Hani havaalanlarında parfümeri reyonları vardır ya... Kokuları denemek için üzerinize ya da kolunuza sıkmaya başlarsınız... Üçüncü ya da dördüncüden sonra artık ne kokladığınızı ayırt edemez hale gelirsiniz, burnunuz koku almaz... İşte tam da öyle.
Bir yazı okuyorsunuz, mantıklı geliyor. Başka bir yerde değişik bir senaryo... E oda mantıklı derken, hadi bambaşka bir hikaye daha...

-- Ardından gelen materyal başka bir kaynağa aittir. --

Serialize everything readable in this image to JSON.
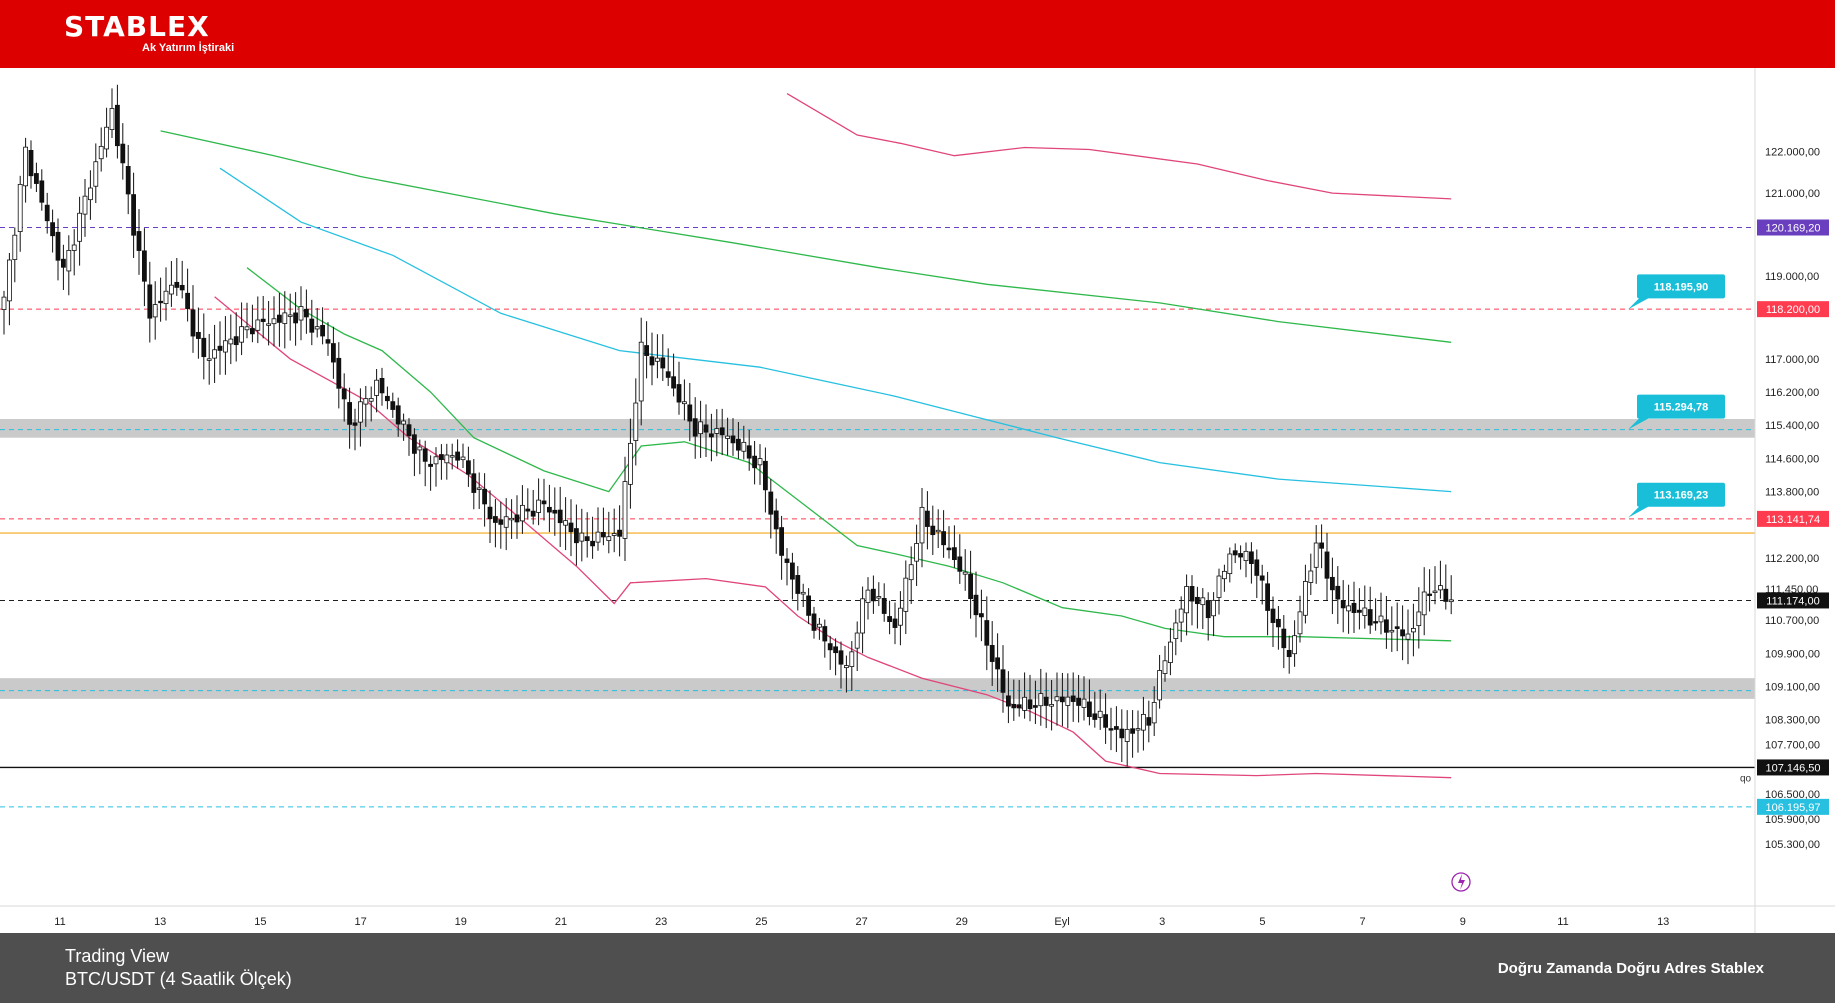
{
  "header": {
    "logo_text": "STABLEX",
    "logo_subtitle": "Ak Yatırım İştiraki",
    "background": "#dc0000"
  },
  "footer": {
    "title": "Trading View",
    "subtitle": "BTC/USDT (4 Saatlik Ölçek)",
    "slogan": "Doğru Zamanda Doğru Adres Stablex",
    "background": "#4f4f4f"
  },
  "chart_data": {
    "type": "candlestick",
    "title": "",
    "xlabel": "",
    "ylabel": "",
    "ylim": [
      105100,
      122400
    ],
    "x_ticks": [
      "11",
      "13",
      "15",
      "17",
      "19",
      "21",
      "23",
      "25",
      "27",
      "29",
      "Eyl",
      "3",
      "5",
      "7",
      "9",
      "11",
      "13"
    ],
    "y_ticks": [
      "122.000,00",
      "121.000,00",
      "119.000,00",
      "117.000,00",
      "116.200,00",
      "115.400,00",
      "114.600,00",
      "113.800,00",
      "112.200,00",
      "111.450,00",
      "110.700,00",
      "109.900,00",
      "109.100,00",
      "108.300,00",
      "107.700,00",
      "106.500,00",
      "105.900,00",
      "105.300,00"
    ],
    "y_tick_values": [
      122000,
      121000,
      119000,
      117000,
      116200,
      115400,
      114600,
      113800,
      112200,
      111450,
      110700,
      109900,
      109100,
      108300,
      107700,
      106500,
      105900,
      105300
    ],
    "candle_keyframes": [
      [
        118400,
        0
      ],
      [
        122000,
        4
      ],
      [
        119100,
        11
      ],
      [
        123000,
        20
      ],
      [
        118100,
        27
      ],
      [
        118900,
        32
      ],
      [
        117000,
        37
      ],
      [
        117800,
        46
      ],
      [
        118100,
        55
      ],
      [
        117400,
        60
      ],
      [
        115400,
        64
      ],
      [
        116400,
        69
      ],
      [
        114500,
        78
      ],
      [
        114700,
        84
      ],
      [
        113000,
        91
      ],
      [
        113500,
        100
      ],
      [
        112600,
        107
      ],
      [
        112800,
        114
      ],
      [
        117200,
        118
      ],
      [
        116800,
        122
      ],
      [
        115300,
        128
      ],
      [
        115200,
        133
      ],
      [
        114800,
        137
      ],
      [
        114400,
        140
      ],
      [
        112300,
        144
      ],
      [
        110600,
        150
      ],
      [
        109500,
        156
      ],
      [
        111500,
        160
      ],
      [
        110500,
        165
      ],
      [
        113200,
        170
      ],
      [
        112400,
        175
      ],
      [
        111700,
        178
      ],
      [
        109800,
        183
      ],
      [
        108600,
        186
      ],
      [
        108700,
        191
      ],
      [
        108800,
        198
      ],
      [
        108300,
        203
      ],
      [
        107900,
        207
      ],
      [
        108300,
        212
      ],
      [
        109800,
        215
      ],
      [
        111400,
        219
      ],
      [
        110900,
        223
      ],
      [
        112300,
        227
      ],
      [
        112200,
        231
      ],
      [
        110700,
        235
      ],
      [
        109800,
        238
      ],
      [
        112600,
        243
      ],
      [
        111100,
        247
      ],
      [
        110900,
        251
      ],
      [
        110600,
        255
      ],
      [
        110300,
        260
      ],
      [
        111500,
        264
      ],
      [
        111200,
        268
      ]
    ],
    "series": [
      {
        "name": "",
        "color": "#e0457b",
        "values": [
          [
            123400,
            145
          ],
          [
            122400,
            158
          ],
          [
            122200,
            166
          ],
          [
            121900,
            176
          ],
          [
            122100,
            189
          ],
          [
            122050,
            201
          ],
          [
            121700,
            221
          ],
          [
            121300,
            234
          ],
          [
            121000,
            246
          ],
          [
            120860,
            268
          ]
        ]
      },
      {
        "name": "",
        "color": "#2fb84b",
        "values": [
          [
            122500,
            29
          ],
          [
            121900,
            50
          ],
          [
            121400,
            66
          ],
          [
            120500,
            102
          ],
          [
            119800,
            135
          ],
          [
            119200,
            162
          ],
          [
            118800,
            182
          ],
          [
            118350,
            214
          ],
          [
            117900,
            236
          ],
          [
            117400,
            268
          ]
        ]
      },
      {
        "name": "",
        "color": "#27c0e0",
        "values": [
          [
            121600,
            40
          ],
          [
            120300,
            55
          ],
          [
            119500,
            72
          ],
          [
            118100,
            92
          ],
          [
            117200,
            114
          ],
          [
            116800,
            140
          ],
          [
            116100,
            165
          ],
          [
            115600,
            180
          ],
          [
            115100,
            195
          ],
          [
            114500,
            214
          ],
          [
            114100,
            236
          ],
          [
            113800,
            268
          ]
        ]
      },
      {
        "name": "",
        "color": "#2fb84b",
        "values": [
          [
            119200,
            45
          ],
          [
            118200,
            55
          ],
          [
            117600,
            63
          ],
          [
            117200,
            70
          ],
          [
            116200,
            79
          ],
          [
            115100,
            87
          ],
          [
            114300,
            100
          ],
          [
            113800,
            112
          ],
          [
            114900,
            118
          ],
          [
            115000,
            126
          ],
          [
            114500,
            138
          ],
          [
            113500,
            148
          ],
          [
            112500,
            158
          ],
          [
            112300,
            165
          ],
          [
            112000,
            175
          ],
          [
            111600,
            185
          ],
          [
            111000,
            196
          ],
          [
            110800,
            207
          ],
          [
            110500,
            215
          ],
          [
            110300,
            226
          ],
          [
            110300,
            240
          ],
          [
            110200,
            268
          ]
        ]
      },
      {
        "name": "",
        "color": "#e0457b",
        "values": [
          [
            118500,
            39
          ],
          [
            117000,
            53
          ],
          [
            116000,
            67
          ],
          [
            115100,
            75
          ],
          [
            114200,
            86
          ],
          [
            113000,
            97
          ],
          [
            112000,
            106
          ],
          [
            111100,
            113
          ],
          [
            111600,
            116
          ],
          [
            111700,
            130
          ],
          [
            111500,
            141
          ],
          [
            110800,
            147
          ],
          [
            110200,
            154
          ],
          [
            109800,
            160
          ],
          [
            109300,
            170
          ],
          [
            108900,
            182
          ],
          [
            108500,
            190
          ],
          [
            108000,
            198
          ],
          [
            107300,
            204
          ],
          [
            107000,
            214
          ],
          [
            106950,
            232
          ],
          [
            107000,
            243
          ],
          [
            106900,
            268
          ]
        ]
      }
    ],
    "horizontal_lines": [
      {
        "value": 120169.2,
        "label": "120.169,20",
        "color": "#6a3fbf"
      },
      {
        "value": 118200.0,
        "label": "118.200,00",
        "color": "#ff3b4f"
      },
      {
        "value": 115294.78,
        "label": "",
        "color": "#27c0e0"
      },
      {
        "value": 113141.74,
        "label": "113.141,74",
        "color": "#ff3b4f"
      },
      {
        "value": 112800.0,
        "label": "",
        "color": "#f5b742"
      },
      {
        "value": 111174.0,
        "label": "111.174,00",
        "color": "#1f1f1f"
      },
      {
        "value": 109000.0,
        "label": "",
        "color": "#27c0e0"
      },
      {
        "value": 107146.5,
        "label": "107.146,50",
        "color": "#111111"
      },
      {
        "value": 106195.97,
        "label": "106.195,97",
        "color": "#27c0e0"
      }
    ],
    "zones": [
      {
        "from": 115100,
        "to": 115550,
        "color": "#c4c4c4"
      },
      {
        "from": 108800,
        "to": 109300,
        "color": "#c4c4c4"
      }
    ],
    "callouts": [
      {
        "label": "118.195,90",
        "value": 118195.9,
        "color": "#19bfd8"
      },
      {
        "label": "115.294,78",
        "value": 115294.78,
        "color": "#19bfd8"
      },
      {
        "label": "113.169,23",
        "value": 113169.23,
        "color": "#19bfd8"
      }
    ],
    "pane_tag": "qo"
  }
}
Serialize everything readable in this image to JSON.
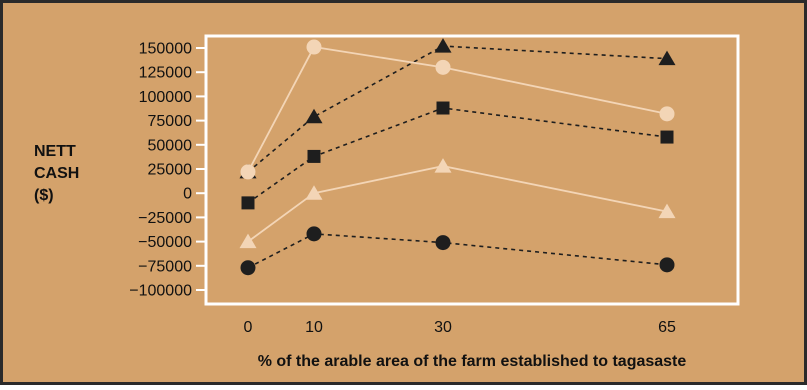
{
  "colors": {
    "background": "#d4a26b",
    "frame": "#2a2a2a",
    "plot_border": "#ffffff",
    "dark_series": "#1e1e1e",
    "light_series": "#f3d5b6"
  },
  "chart_data": {
    "type": "line",
    "title": "",
    "xlabel": "% of the arable area of the farm established to tagasaste",
    "ylabel": [
      "NETT",
      "CASH",
      "($)"
    ],
    "x": [
      0,
      10,
      30,
      65
    ],
    "x_ticks": [
      "0",
      "10",
      "30",
      "65"
    ],
    "ylim": [
      -112500,
      162500
    ],
    "y_ticks": [
      150000,
      125000,
      100000,
      75000,
      50000,
      25000,
      0,
      -25000,
      -50000,
      -75000,
      -100000
    ],
    "y_tick_labels": [
      "150000",
      "125000",
      "100000",
      "75000",
      "50000",
      "25000",
      "0",
      "−25000",
      "−50000",
      "−75000",
      "−100000"
    ],
    "grid": false,
    "legend": "none",
    "series": [
      {
        "marker": "triangle",
        "color": "dark",
        "line": "dashed",
        "values": [
          22000,
          79000,
          152000,
          139000
        ]
      },
      {
        "marker": "circle",
        "color": "light",
        "line": "solid",
        "values": [
          22000,
          151000,
          130000,
          82000
        ]
      },
      {
        "marker": "square",
        "color": "dark",
        "line": "dashed",
        "values": [
          -10000,
          38000,
          88000,
          58000
        ]
      },
      {
        "marker": "triangle",
        "color": "light",
        "line": "solid",
        "values": [
          -50000,
          0,
          28000,
          -19000
        ]
      },
      {
        "marker": "circle",
        "color": "dark",
        "line": "dashed",
        "values": [
          -77000,
          -42000,
          -51000,
          -74000
        ]
      }
    ]
  }
}
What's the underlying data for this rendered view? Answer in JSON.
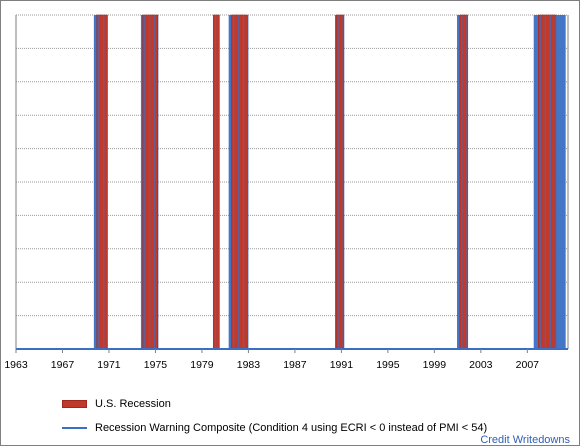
{
  "chart_data": {
    "type": "bar",
    "x_range": [
      1963,
      2010.5
    ],
    "y_range": [
      0,
      1
    ],
    "grid": true,
    "x_ticks": [
      "1963",
      "1967",
      "1971",
      "1975",
      "1979",
      "1983",
      "1987",
      "1991",
      "1995",
      "1999",
      "2003",
      "2007"
    ],
    "legend_placement": "bottom",
    "series": [
      {
        "name": "U.S. Recession",
        "color": "#c0392b",
        "periods": [
          [
            1969.95,
            1970.85
          ],
          [
            1973.9,
            1975.2
          ],
          [
            1980.0,
            1980.5
          ],
          [
            1981.55,
            1982.9
          ],
          [
            1990.55,
            1991.2
          ],
          [
            2001.2,
            2001.85
          ],
          [
            2007.95,
            2009.45
          ]
        ]
      },
      {
        "name": "Recession Warning Composite (Condition 4 using ECRI < 0 instead of PMI < 54)",
        "color": "#3a6fc4",
        "periods": [
          [
            1969.7,
            1970.9
          ],
          [
            1973.75,
            1975.25
          ],
          [
            1979.95,
            1980.45
          ],
          [
            1981.3,
            1983.0
          ],
          [
            1990.45,
            1991.25
          ],
          [
            2000.95,
            2001.9
          ],
          [
            2007.55,
            2010.3
          ]
        ]
      }
    ]
  },
  "legend": {
    "recession_label": "U.S. Recession",
    "composite_label": "Recession Warning Composite (Condition 4 using ECRI < 0 instead of PMI < 54)"
  },
  "credit": "Credit Writedowns"
}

Bir bakıyorsunuz kaybolup gitmişsiniz, doğru bildiklerinizden de uzaklaşmışsınız.
Herkes aklına yatan bir komplo teorisiyle diğerleriyle didişmeye başlamış... Hayır o öyle değilmiş, böyleymiş... Önemli bir görevde olan çok yakın bir aile dostları demiş ki... Ne çok kişinin önemli yerlerde tanıdıkları varmış!
Ama maalesef hiçbirinin hikayesi bir diğerini tutmuyor.
Gerçek ise muamma olarak bir köşede kalıyor.
Bir süre sonra insan pes edip, gerçeği aramaktan vazgeçip, ne olacağını beklemeye başlıyor.
Sonunda zaten herkes sıkılıp ülkemizin milli lafı olan ve sözün bittiği yerde kullanılan sözü söylüyor.
‘Hayırlısı olsun...’ diyor.
E hadi bakalım hayırlısı olsun.


‘Ana’ mı? ‘Ane’ mi?


Sık kullandığımız ama bakıldığında söylenen söz ile anlamını tam oturtamadığımız bazı atasözleri var.
Mesela ‘’Ana gibi yâr, Bağdat gibi diyar olmaz’’.
Şu sıralar ‘Bağdat’ şarkısı da meşhur ya oradan kafama takıldı herhalde. Geçen gün bir yerde okudum aslı muhtemelen ‘’Ane gibi yar; Bağdat gibi diyar olmaz’’mış.
Buradaki ‘Ane’ kelimesi, Bağdat yakınlarındaki sarp bir uçurumun kuşattığı dik bir geçidin adıymış.
Bağdat gibi güzel şehir, Ane gibi de sarp, ama manzaralı ‘yar’ yani uçurum olmaz, demek isteniyormuş. Ama biz oradaki Ane’yi ana yapmışız. E kötü de olmamış.
Ana gibi yâr olmaz tabii.
Sevgiliniz dahil hiç kimse sizi anneniz gibi sevemez.